1. hij op meerdere, althans een tijdstip(pen) in of omstreeks de periode
15-3-82 tot 31-12-84 te Tilburg en/of Dongen en/of te Alphen, althans in
Nederland, met M., geboren op 18-12-1969, die toen de leeftijd van zestien
jaren: nog niet had bereikt, buiten echt, een of meer ontuchtige handelingen
heeft gepleegd en/of genoemde M tot het plegen en/of dulden van (een)
zodanige handeling(en) heeft verleid, bestaande die ontuchtelijke handelingen
hierin dat hij, verdachte,(telkens)
– die M heeft gesommeerd zich te ontkleden
– en/of aan de penis van die de M heeft getrokken/gevoeld
-en/of zijn, verdachte’s, penis tegen de penis van die M heeft
geschoven/bewogen, waardoor hij, verdachte, klaar kwam
– en/of zijn, verdachte’s, penis in de anus van die man heeft geduwd/gebracht
– en/of die M heeft gesommeerd over zijn, verdachtes, penis te plassen
– en/of die de M heeft gesommeerd zijn penis in de anus van verdachte te
duwen/brengen;

2) hij op meerdere, althans een, tijdstip(pen) in of omstreeks de periode
15-3-82

tot 31-12-84 te Tilburg en/of Dongen en/of te Alphen, althans met S, geboren
op 04-03-1971, die toen de leeftijd van zestien jaren nog niet had bereikt,
buiten echt, een of meer ontuchtige handelingen heeft gepleegd en/of genoemde
S tot het plegen en/of dulden van (een) zodanige handelingen) heeft verleid,
bestaande die ontuchtelijke handelingen) hierin dat hij, verdachte, (telkens)
– die S heeft gesommeerd zich te ontkleden
– en/of aan de penis van die S heeft getrokken/gevoeld
– en/of zijn, verdachte’s penis tegen de penis van die S heeft
geschoven/bewogen, waardoor hij, verdachte klaar kwam
– en/of zijn verdachte’s penis in de anus van die S heeft geduwd/gebracht
– en/of die S heeft gesommeerd over zijn, verdachte’s penis te plassen

4.2. Daarvan is bewezenverklaard dat de verdachte:

1.Op tijdstippen in de periode 15-3-82 tot 31-12-84 te Tilburg en te Dongen
en te Alphen met M, geboren op 18-12-1969, die toen de leeftijd van zestien
jaren nog niet had bereikt, ontuchtige handelingen heeft gepleegd en genoemde
M tot het dulden van zodanige handelingen heeft verleid, bestaande die
ontuchtige handelingen hierin dat hij, verdachte,
– aan de penis van die M heeft getrokken;
– en zijn, verdachtes, penis tegen de penis van die M heeft bewogen, waardoor
hij, verdachte, klaar kwam;
– en zijn, verdachte’s, penis in de anus van die M heeft geduwd;

2. Op tijdstippen in de periode 15-3-82 tot 31-12-84 te Tilburg en te Dongen
en te Alphen met S, geboren op 04-03-1971, die toen de leeftijd van zestien
jaren nog niet had bereikt, ontuchtige handelingen heeft gepleegd en genoemde
S tot het dulden van zodanige handelingen heeft verleid, bestaande die
ontuchtige handelingen hierin dat hij, verdachte,
– aan de penis van die S heeft getrokken;
– en zijn, verdachte’s, penis tegen de penis van die S heeft bewogen,
waardoor hij, verdachte, klaar kwam;
– en zijn, verdachte’s, penis in de anus van die S heeft geduwd.

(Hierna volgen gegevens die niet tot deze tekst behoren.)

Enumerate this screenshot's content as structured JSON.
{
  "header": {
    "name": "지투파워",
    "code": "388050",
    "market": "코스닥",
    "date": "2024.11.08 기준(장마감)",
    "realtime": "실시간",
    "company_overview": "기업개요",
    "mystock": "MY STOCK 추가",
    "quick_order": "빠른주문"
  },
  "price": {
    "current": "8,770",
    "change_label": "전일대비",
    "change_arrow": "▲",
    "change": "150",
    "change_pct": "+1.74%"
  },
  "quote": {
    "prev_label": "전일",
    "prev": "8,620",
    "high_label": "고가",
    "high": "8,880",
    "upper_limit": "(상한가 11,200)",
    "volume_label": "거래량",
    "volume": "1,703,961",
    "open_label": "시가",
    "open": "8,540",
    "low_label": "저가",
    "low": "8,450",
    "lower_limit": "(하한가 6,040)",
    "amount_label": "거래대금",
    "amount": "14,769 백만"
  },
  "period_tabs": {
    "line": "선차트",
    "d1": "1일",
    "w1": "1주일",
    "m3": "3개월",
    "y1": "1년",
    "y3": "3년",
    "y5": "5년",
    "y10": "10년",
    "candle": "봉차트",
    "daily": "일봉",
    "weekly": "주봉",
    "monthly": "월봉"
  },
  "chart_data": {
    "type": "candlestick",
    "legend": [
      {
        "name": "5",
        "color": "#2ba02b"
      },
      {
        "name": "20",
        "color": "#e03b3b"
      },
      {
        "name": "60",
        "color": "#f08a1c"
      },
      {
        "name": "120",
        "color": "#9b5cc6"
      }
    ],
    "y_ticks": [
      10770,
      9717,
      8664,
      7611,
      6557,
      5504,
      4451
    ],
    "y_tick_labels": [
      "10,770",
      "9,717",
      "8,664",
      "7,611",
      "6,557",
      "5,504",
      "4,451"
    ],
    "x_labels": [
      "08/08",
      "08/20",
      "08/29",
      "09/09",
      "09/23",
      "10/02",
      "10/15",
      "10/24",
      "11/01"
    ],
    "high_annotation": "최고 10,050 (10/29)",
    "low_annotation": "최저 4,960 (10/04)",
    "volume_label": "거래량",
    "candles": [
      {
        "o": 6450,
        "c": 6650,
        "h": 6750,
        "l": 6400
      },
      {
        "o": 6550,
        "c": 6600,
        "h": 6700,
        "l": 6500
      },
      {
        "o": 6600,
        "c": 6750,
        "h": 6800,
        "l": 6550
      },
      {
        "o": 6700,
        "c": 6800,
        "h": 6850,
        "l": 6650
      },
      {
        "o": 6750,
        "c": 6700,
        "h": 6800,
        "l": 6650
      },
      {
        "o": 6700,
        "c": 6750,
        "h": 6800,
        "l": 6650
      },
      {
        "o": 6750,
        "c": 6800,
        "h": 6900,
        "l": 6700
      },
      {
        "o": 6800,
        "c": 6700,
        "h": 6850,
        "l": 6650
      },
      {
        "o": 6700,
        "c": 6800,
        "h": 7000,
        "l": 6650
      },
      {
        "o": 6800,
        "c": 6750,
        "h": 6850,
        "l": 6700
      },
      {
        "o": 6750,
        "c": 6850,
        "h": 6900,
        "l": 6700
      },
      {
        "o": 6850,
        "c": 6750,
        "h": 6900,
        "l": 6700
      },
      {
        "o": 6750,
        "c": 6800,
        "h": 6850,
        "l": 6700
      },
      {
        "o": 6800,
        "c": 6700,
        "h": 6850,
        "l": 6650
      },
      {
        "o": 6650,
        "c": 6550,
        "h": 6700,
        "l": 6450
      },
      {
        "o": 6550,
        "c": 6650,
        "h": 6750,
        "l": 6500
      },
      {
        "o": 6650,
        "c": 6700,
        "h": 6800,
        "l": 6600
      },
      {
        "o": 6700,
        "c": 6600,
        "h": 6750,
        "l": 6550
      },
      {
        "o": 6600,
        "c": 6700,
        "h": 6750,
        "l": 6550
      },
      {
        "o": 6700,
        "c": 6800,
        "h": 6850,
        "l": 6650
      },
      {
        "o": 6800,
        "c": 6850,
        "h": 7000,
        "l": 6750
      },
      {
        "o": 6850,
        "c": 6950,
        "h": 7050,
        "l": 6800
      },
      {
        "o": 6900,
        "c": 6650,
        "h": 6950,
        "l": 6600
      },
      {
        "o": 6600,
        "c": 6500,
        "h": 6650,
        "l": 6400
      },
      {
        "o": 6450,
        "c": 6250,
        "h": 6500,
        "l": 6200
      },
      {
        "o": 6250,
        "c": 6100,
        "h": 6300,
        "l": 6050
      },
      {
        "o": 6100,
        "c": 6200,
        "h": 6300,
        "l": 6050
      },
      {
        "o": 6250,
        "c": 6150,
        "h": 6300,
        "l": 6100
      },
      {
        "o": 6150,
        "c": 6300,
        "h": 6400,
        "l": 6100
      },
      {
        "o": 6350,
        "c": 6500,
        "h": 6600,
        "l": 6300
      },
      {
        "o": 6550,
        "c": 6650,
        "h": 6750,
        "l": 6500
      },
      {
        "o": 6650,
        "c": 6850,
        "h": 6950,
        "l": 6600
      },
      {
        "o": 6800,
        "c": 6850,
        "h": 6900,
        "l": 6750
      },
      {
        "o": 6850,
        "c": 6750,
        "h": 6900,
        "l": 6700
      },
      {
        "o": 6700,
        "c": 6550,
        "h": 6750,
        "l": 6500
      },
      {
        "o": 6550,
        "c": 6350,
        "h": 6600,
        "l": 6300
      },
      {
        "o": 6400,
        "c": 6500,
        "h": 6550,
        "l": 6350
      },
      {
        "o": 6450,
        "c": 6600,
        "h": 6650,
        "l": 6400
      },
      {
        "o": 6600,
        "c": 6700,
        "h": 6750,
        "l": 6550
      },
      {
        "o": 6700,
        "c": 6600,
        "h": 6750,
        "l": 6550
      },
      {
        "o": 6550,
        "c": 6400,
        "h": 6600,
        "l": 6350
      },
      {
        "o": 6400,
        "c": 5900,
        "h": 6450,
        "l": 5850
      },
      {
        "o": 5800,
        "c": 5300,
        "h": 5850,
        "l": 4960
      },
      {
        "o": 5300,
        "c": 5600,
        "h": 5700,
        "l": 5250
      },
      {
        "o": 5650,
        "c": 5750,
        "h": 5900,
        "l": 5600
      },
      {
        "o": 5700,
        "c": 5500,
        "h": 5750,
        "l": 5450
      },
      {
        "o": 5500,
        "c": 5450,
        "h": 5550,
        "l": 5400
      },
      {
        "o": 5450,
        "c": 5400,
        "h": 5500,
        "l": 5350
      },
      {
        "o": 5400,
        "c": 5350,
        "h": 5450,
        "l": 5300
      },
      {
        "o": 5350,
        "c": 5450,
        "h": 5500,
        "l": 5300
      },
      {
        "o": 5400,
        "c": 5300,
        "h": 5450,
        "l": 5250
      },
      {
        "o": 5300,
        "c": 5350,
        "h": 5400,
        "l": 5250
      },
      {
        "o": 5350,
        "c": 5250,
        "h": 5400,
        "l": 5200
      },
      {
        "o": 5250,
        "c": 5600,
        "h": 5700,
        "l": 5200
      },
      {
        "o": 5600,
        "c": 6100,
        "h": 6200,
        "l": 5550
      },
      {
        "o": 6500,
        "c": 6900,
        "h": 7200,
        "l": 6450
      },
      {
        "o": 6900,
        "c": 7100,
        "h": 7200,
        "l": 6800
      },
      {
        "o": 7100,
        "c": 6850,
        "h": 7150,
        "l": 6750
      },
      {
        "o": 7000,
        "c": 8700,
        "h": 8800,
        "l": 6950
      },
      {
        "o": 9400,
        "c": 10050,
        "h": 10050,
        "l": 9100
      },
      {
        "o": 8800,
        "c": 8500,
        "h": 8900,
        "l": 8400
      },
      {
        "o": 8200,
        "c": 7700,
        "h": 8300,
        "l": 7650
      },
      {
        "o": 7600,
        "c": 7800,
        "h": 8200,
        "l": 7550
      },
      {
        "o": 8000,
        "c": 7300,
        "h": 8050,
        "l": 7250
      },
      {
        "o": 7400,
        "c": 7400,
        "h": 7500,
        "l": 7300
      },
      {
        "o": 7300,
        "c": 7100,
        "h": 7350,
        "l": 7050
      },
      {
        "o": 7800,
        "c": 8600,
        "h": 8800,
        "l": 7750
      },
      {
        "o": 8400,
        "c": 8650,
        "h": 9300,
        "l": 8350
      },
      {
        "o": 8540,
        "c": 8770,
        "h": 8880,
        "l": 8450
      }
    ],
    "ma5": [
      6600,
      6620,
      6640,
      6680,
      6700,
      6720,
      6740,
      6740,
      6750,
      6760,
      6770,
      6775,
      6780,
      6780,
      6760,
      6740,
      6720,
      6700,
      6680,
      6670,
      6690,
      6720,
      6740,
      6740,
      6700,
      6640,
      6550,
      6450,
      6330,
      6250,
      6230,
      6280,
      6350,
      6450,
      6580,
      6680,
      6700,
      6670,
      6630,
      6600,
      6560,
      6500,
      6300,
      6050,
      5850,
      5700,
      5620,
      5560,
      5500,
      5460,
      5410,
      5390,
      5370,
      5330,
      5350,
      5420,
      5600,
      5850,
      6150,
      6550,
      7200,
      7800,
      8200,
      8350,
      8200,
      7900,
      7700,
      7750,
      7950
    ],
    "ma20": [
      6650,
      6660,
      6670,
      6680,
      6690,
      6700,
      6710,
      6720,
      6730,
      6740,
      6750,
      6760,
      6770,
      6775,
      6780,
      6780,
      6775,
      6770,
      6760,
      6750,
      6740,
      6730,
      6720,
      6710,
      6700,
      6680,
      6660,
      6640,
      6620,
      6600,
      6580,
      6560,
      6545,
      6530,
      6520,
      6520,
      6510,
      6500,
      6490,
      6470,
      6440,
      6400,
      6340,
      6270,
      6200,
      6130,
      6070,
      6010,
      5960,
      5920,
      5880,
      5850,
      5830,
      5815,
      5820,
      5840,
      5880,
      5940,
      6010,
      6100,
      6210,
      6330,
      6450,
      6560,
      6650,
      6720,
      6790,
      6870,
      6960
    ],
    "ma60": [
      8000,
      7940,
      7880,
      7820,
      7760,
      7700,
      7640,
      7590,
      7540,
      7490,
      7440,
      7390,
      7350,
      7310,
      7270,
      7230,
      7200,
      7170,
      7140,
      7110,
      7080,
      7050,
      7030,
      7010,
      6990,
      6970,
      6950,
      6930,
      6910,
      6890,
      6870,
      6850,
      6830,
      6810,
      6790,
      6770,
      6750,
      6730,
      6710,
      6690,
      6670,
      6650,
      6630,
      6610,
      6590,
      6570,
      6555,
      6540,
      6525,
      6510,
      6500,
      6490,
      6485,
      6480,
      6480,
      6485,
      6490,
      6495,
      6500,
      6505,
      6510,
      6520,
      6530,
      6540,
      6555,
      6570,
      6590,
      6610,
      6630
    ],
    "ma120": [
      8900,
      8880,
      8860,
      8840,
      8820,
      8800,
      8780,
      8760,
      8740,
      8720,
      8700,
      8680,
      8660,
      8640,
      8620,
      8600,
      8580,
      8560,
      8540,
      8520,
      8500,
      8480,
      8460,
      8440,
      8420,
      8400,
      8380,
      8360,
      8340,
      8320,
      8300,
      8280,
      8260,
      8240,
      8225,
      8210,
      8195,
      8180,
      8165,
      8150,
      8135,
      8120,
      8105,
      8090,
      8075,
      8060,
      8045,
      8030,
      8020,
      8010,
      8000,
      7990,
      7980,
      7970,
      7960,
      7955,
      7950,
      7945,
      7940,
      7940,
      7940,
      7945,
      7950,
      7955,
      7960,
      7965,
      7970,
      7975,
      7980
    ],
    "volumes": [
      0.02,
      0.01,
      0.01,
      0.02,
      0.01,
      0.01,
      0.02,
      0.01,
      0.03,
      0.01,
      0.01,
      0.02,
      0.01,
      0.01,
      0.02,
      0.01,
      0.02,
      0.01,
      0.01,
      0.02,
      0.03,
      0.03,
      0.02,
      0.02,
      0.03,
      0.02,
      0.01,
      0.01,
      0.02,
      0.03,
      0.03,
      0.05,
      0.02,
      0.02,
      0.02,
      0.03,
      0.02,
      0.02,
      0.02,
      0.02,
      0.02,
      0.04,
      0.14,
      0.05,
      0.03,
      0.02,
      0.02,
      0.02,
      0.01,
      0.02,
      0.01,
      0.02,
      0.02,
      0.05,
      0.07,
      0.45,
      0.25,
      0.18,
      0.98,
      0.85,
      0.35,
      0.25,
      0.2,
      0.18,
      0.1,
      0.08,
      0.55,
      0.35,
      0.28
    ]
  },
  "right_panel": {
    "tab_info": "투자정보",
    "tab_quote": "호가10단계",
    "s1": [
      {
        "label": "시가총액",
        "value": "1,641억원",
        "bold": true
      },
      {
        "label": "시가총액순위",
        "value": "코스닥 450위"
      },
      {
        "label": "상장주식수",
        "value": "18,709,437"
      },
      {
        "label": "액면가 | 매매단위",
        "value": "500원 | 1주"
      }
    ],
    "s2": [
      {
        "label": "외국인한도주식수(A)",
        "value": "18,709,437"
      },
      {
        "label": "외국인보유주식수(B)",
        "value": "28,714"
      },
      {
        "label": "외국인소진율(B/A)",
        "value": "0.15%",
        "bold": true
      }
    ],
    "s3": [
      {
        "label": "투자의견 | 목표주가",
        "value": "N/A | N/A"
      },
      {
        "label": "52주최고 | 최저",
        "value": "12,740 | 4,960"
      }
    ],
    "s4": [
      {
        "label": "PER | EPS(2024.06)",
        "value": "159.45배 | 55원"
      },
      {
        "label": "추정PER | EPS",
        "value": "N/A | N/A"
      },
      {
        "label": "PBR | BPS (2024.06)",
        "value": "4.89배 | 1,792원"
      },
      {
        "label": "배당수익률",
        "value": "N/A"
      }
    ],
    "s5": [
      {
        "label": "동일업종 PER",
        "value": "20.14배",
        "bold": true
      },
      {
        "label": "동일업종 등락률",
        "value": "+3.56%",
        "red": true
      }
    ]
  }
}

4.3. Deze bewezenverklaring steunt op de volgende bewijsmiddelen:

1. Een proces-verbaal met het mutatienummer PL2066/94-005460 d.d. 24 januari
1994, deel uitmakend (dossierparagraaf 1.1) van het ambtsedig proces-verbaal
met dossiernummer PL2066/94-000803A d.d. 20 mei 1994 van de politie Midden en
West-Brabant, District Tilburg, Team Binnenstad, op ambtseed opgemaakt door
verbalisant Verhoeven, hoofdagent van politie Midden en West Brabant,
zakelijk weergegeven, inhoudende:

als de op 24 januari 1994 aan verbalisant voornoemd afgelegde verklaring
van M, geboren op 18 december 19969 te Tilburg:

Van ongeveer mijn achtste levensjaar totdat ik veertien of vijftien jaar oud
was, ben ik het slachtoffer geweest van ontucht. De ontucht is met mij
gepleegd door Z, terwijl ik niet met hem was gehuwd.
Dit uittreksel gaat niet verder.